A Bench comprising of Justice MR Shah and Justice Krishna Murari issued notice returnable on October 18, on a PIL filed by Syed Waseem Rizvi (Jitendra Narayan Singh Tyagi) seeking to enforce the mandate of Sections 29A, 123(3) and 123(3A) of the Representation of People Act, 1951 which prohibit luring of the voters on the ground of their religion. The Bench also directed the Petitioner to implead such political parties as Respondents.

Senior Advocate Gaurav Bhatia appearing for the Petitioner submitted that two recognized state parties have the word "Muslim" in their name. He also told the Court that some parties have a crescent moon and stars on their official flags. He told the Court that the petition contains a list of parties with religious names.

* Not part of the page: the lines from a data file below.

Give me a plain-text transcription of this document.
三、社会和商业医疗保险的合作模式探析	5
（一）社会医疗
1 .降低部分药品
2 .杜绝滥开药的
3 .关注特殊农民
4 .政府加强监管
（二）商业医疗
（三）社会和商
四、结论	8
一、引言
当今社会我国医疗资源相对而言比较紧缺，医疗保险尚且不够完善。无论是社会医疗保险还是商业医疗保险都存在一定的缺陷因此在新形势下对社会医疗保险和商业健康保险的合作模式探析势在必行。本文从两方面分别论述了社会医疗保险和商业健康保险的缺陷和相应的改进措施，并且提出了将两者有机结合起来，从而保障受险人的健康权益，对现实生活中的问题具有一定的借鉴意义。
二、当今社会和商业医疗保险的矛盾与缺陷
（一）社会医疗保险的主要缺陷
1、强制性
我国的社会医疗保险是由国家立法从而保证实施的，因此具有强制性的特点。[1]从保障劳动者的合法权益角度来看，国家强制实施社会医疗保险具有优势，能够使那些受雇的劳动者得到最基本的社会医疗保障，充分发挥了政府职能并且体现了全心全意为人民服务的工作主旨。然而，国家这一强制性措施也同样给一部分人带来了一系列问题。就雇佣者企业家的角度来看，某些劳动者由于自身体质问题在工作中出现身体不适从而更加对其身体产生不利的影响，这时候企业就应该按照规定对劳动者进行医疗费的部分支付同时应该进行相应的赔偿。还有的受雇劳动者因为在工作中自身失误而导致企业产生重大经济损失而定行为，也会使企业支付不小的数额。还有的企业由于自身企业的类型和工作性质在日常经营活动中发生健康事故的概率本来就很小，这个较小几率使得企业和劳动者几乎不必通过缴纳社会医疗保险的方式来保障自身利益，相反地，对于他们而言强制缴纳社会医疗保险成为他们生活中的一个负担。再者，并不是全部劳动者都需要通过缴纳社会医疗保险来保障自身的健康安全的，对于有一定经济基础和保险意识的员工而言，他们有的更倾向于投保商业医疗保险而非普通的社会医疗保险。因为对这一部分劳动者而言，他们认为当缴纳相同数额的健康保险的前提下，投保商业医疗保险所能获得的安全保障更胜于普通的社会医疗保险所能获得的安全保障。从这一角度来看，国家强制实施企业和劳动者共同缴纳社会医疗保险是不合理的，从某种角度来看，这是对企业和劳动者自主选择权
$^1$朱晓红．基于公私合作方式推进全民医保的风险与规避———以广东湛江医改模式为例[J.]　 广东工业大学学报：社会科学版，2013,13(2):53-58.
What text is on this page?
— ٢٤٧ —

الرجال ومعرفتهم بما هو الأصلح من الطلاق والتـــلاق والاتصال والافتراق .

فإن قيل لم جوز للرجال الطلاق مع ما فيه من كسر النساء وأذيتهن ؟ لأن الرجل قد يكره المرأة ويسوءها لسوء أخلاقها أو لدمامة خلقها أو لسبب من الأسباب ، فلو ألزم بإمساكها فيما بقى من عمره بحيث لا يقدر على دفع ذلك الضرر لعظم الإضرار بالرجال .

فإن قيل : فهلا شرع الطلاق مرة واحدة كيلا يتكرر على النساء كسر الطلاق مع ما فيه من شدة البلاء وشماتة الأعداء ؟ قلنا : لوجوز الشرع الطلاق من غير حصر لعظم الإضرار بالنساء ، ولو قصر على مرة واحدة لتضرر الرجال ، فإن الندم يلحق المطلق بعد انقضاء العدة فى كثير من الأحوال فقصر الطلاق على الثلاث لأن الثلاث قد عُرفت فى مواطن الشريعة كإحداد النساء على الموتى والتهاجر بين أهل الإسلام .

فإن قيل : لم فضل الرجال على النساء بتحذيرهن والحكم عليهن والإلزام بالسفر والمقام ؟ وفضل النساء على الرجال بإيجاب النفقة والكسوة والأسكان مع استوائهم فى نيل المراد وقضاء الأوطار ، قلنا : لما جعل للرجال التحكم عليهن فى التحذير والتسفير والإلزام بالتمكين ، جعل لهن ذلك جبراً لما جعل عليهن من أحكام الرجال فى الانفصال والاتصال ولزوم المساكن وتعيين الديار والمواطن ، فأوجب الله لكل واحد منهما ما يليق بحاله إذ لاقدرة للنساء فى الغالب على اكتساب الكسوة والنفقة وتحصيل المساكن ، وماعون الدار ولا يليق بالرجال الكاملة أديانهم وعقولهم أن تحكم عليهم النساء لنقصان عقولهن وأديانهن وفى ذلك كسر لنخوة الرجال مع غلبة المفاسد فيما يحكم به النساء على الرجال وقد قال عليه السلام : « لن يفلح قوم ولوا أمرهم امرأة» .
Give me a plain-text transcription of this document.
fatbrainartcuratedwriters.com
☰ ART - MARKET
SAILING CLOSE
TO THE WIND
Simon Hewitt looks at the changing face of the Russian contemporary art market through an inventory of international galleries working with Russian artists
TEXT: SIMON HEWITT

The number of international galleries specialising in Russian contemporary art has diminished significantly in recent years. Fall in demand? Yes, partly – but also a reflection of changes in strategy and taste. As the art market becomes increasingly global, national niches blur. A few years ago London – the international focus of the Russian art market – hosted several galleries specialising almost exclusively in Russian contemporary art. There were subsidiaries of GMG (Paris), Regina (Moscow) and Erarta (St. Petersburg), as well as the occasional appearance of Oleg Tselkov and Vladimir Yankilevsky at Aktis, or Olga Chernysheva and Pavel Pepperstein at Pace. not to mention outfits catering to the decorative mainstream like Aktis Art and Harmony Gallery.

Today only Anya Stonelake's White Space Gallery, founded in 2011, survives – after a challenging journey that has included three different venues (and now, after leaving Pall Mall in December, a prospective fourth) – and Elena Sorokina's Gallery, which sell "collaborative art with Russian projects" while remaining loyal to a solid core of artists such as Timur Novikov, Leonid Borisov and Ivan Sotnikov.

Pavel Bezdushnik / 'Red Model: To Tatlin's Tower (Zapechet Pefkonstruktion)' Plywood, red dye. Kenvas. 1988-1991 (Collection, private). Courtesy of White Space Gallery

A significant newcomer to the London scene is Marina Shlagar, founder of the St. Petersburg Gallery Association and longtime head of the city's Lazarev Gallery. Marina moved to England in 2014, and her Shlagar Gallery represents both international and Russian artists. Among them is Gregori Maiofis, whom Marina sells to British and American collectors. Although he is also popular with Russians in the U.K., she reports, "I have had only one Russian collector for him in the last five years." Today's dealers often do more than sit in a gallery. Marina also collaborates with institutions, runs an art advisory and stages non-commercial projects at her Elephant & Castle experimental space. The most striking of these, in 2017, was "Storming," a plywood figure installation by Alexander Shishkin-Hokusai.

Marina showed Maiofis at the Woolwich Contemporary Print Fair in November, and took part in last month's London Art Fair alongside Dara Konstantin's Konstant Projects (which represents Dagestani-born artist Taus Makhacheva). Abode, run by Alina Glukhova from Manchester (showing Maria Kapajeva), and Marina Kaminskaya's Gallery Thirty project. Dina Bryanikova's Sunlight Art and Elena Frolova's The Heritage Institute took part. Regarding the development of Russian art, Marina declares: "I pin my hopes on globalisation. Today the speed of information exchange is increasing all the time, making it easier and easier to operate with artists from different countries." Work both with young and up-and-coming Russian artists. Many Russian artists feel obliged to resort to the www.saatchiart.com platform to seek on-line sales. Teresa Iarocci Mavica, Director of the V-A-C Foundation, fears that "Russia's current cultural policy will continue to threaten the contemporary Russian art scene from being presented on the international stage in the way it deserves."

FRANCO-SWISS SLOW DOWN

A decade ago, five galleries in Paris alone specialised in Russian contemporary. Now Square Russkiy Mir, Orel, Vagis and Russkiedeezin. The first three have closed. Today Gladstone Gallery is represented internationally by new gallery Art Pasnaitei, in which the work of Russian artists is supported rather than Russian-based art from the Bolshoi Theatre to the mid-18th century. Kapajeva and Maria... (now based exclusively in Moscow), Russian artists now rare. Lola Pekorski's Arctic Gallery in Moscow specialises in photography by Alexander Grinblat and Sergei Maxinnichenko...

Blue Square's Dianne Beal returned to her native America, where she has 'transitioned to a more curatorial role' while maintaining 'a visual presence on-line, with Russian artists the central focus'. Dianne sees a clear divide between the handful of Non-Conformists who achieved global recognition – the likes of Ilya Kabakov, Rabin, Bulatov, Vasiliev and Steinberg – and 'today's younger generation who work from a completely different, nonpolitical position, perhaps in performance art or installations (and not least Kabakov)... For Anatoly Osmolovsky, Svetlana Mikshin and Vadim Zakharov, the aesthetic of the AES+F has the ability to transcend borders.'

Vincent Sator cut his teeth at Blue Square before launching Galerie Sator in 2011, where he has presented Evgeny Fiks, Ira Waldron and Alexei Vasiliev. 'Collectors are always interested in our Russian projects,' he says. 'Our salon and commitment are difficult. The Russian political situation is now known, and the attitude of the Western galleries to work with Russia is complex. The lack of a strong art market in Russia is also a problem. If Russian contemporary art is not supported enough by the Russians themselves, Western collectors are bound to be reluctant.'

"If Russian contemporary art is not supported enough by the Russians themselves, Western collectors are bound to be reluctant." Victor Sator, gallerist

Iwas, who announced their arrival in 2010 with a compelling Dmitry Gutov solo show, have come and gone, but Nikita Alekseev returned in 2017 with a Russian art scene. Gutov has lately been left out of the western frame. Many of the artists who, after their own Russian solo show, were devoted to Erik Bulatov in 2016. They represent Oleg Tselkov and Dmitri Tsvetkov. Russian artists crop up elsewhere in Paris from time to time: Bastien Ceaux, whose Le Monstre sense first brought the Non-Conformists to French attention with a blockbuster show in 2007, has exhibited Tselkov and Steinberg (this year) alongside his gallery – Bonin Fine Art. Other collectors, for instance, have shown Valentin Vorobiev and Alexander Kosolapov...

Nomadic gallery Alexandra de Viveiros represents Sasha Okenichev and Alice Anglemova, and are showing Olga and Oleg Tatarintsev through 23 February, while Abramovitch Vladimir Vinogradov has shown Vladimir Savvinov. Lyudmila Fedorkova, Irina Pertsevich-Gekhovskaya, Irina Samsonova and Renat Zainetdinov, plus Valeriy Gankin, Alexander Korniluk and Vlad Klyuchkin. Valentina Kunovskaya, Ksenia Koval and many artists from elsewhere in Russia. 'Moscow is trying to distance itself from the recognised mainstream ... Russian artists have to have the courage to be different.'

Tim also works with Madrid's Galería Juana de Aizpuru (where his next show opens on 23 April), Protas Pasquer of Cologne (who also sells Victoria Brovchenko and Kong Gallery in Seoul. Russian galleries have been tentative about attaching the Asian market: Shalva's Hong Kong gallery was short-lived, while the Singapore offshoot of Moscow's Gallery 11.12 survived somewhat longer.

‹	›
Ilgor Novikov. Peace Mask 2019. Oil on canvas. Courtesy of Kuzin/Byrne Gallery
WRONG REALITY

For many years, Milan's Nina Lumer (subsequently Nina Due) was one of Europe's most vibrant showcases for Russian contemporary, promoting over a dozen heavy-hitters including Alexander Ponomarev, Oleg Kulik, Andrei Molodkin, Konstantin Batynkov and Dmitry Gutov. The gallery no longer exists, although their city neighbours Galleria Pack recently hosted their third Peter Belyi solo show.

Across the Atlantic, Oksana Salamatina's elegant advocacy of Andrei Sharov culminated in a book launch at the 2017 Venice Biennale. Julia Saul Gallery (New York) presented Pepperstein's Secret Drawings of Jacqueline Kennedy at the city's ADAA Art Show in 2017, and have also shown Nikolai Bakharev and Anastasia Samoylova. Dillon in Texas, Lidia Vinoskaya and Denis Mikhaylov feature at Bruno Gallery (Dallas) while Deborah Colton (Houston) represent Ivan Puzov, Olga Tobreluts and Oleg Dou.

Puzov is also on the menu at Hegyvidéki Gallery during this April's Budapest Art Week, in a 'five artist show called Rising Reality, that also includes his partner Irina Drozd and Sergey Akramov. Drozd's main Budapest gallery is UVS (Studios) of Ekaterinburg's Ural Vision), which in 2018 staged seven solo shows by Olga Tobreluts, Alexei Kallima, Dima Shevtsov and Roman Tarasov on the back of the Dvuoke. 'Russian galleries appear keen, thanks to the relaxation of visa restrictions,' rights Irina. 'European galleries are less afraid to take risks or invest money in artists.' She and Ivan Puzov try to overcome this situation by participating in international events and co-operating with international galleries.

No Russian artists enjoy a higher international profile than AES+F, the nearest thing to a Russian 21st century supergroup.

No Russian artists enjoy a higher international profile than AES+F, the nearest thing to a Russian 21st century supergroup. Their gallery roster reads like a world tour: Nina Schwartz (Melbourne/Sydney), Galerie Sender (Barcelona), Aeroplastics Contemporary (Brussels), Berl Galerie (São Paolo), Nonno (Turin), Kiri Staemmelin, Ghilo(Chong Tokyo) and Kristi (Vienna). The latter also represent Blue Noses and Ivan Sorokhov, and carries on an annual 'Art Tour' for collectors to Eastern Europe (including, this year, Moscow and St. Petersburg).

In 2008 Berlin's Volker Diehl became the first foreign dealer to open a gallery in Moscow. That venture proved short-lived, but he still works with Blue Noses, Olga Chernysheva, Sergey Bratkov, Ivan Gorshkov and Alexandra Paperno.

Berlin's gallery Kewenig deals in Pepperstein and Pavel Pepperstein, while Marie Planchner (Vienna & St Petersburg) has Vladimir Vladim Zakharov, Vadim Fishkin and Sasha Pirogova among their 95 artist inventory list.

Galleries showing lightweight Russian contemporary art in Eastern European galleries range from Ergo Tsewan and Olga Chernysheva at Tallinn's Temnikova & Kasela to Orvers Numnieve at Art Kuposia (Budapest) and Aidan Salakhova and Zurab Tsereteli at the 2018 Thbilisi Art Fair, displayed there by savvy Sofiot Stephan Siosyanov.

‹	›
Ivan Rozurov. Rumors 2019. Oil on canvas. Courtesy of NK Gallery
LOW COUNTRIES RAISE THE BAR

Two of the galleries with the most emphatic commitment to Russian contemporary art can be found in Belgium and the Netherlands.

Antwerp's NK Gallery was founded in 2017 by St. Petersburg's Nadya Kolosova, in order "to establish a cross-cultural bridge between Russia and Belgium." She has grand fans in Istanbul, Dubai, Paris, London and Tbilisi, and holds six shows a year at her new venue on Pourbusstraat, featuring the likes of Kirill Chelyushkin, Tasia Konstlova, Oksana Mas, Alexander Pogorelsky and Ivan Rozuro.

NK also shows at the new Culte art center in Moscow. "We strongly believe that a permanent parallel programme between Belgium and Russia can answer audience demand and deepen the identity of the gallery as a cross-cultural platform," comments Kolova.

He submitted that as per the judgment of the Court in S R Bommai v Union of India, secularism is part of the basic feature of the Constitution and that political parties cannot have names with religious connotations.

On a query by the Bench as to whether the bar will apply to political parties under Section 123 of the Representation of People Act since the parties are not running for election, Bhatia said that if a candidate of a party with a religious name seeks votes, he will be violating the Act and the principles of secularism.

The Bench cited the example of the Indian Union Muslim League, a political party in Kerala with members in the Parliament and the state assembly while posing questions to the Petitioner. Its flag contains the crescent moon and star, an Islamic religious symbol.